An Experimental and Kinetic Modeling Study of the Combustion of n-Butane and Isobutane in an Internal Combustion Engine

Butane is the simplest alkane fuel for which more than a single structural isomer is possible. In the present study, n-butane and isobutane are used in a test engine to examine the importance of molecular structure in determining knock tendency, and the experimental results are interpreted using a detailed chemical kinetic model. A sampling valve was used to extract reacting gases from the combustion chamber of the engine. Samples were withdrawn at different times during the engine cycle, providing concentration histories of a wide variety of reactant, olefin, carbonyl, and other intermediate and product species. The chemical kinetic model predicted the formation of all the intermediate species measured in the experiments. The agreement between the measured and predicted values is mixed and is discussed.

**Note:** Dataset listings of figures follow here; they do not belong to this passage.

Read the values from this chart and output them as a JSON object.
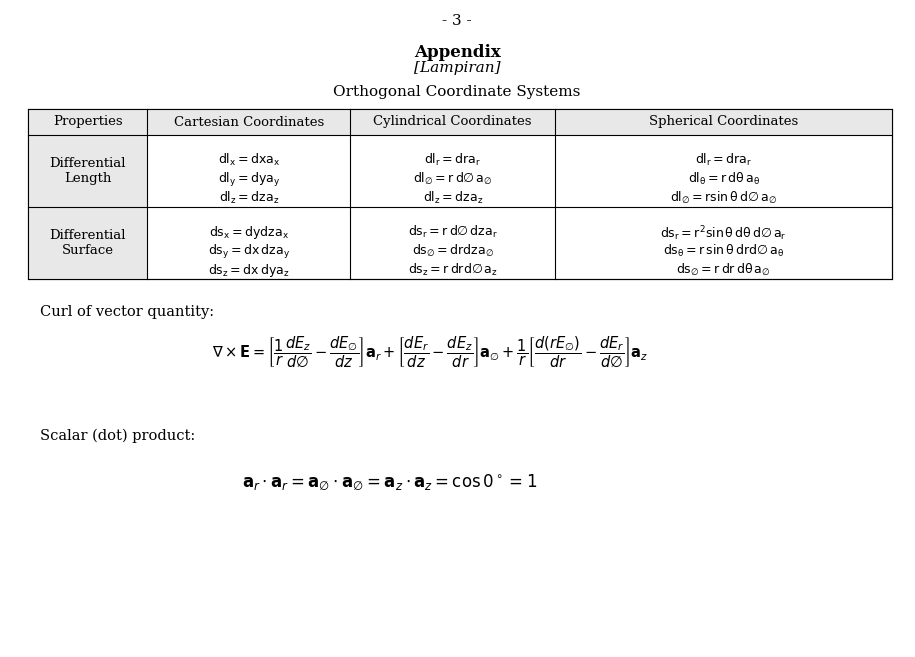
{
  "page_number": "- 3 -",
  "title_bold": "Appendix",
  "title_italic": "[Lampiran]",
  "subtitle": "Orthogonal Coordinate Systems",
  "table_headers": [
    "Properties",
    "Cartesian Coordinates",
    "Cylindrical Coordinates",
    "Spherical Coordinates"
  ],
  "row1_label": "Differential\nLength",
  "row2_label": "Differential\nSurface",
  "cartesian_length": [
    "$\\mathrm{dl_x = dxa_x}$",
    "$\\mathrm{dl_y = dya_y}$",
    "$\\mathrm{dl_z = dza_z}$"
  ],
  "cylindrical_length": [
    "$\\mathrm{dl_r = dra_r}$",
    "$\\mathrm{dl_{\\varnothing} = r\\,d\\varnothing\\,a_{\\varnothing}}$",
    "$\\mathrm{dl_z = dza_z}$"
  ],
  "spherical_length": [
    "$\\mathrm{dl_r = dra_r}$",
    "$\\mathrm{dl_{\\theta} = r\\,d\\theta\\,a_{\\theta}}$",
    "$\\mathrm{dl_{\\varnothing} = r\\sin\\theta\\,d\\varnothing\\,a_{\\varnothing}}$"
  ],
  "cartesian_surface": [
    "$\\mathrm{ds_x = dydza_x}$",
    "$\\mathrm{ds_y = dx\\,dza_y}$",
    "$\\mathrm{ds_z = dx\\,dya_z}$"
  ],
  "cylindrical_surface": [
    "$\\mathrm{ds_r = r\\,d\\varnothing\\,dza_r}$",
    "$\\mathrm{ds_{\\varnothing} = drdza_{\\varnothing}}$",
    "$\\mathrm{ds_z = r\\,drd\\varnothing\\,a_z}$"
  ],
  "spherical_surface": [
    "$\\mathrm{ds_r = r^2\\sin\\theta\\,d\\theta\\,d\\varnothing\\,a_r}$",
    "$\\mathrm{ds_{\\theta} = r\\,\\sin\\theta\\,drd\\varnothing\\,a_{\\theta}}$",
    "$\\mathrm{ds_{\\varnothing} = r\\,dr\\,d\\theta\\,a_{\\varnothing}}$"
  ],
  "curl_label": "Curl of vector quantity:",
  "curl_eq": "$\\nabla \\times \\mathbf{E} = \\left[\\dfrac{1}{r}\\dfrac{dE_z}{d\\varnothing} - \\dfrac{dE_{\\varnothing}}{dz}\\right]\\mathbf{a}_r + \\left[\\dfrac{dE_r}{dz} - \\dfrac{dE_z}{dr}\\right]\\mathbf{a}_{\\varnothing} + \\dfrac{1}{r}\\left[\\dfrac{d(rE_{\\varnothing})}{dr} - \\dfrac{dE_r}{d\\varnothing}\\right]\\mathbf{a}_z$",
  "scalar_label": "Scalar (dot) product:",
  "scalar_eq": "$\\mathbf{a}_r \\cdot \\mathbf{a}_r = \\mathbf{a}_{\\varnothing} \\cdot \\mathbf{a}_{\\varnothing} = \\mathbf{a}_z \\cdot \\mathbf{a}_z = \\cos 0^\\circ = 1$",
  "bg_color": "#ffffff",
  "text_color": "#000000",
  "header_bg": "#e8e8e8"
}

Calculations show that RO₂ isomerization reactions are more important contributors to chain branching in the oxidation of n-butane than in isobutane. Chain branching in isobutane oxidation is dependent on H-atom abstraction reactions involving HO₂ and CH₃O₂ radicals that occur at higher temperatures than RO₂ isomerization reactions. Therefore, an isobutane mixture must be raised to a higher temperature than a n-butane mixture to achieve the same overall rate of reaction.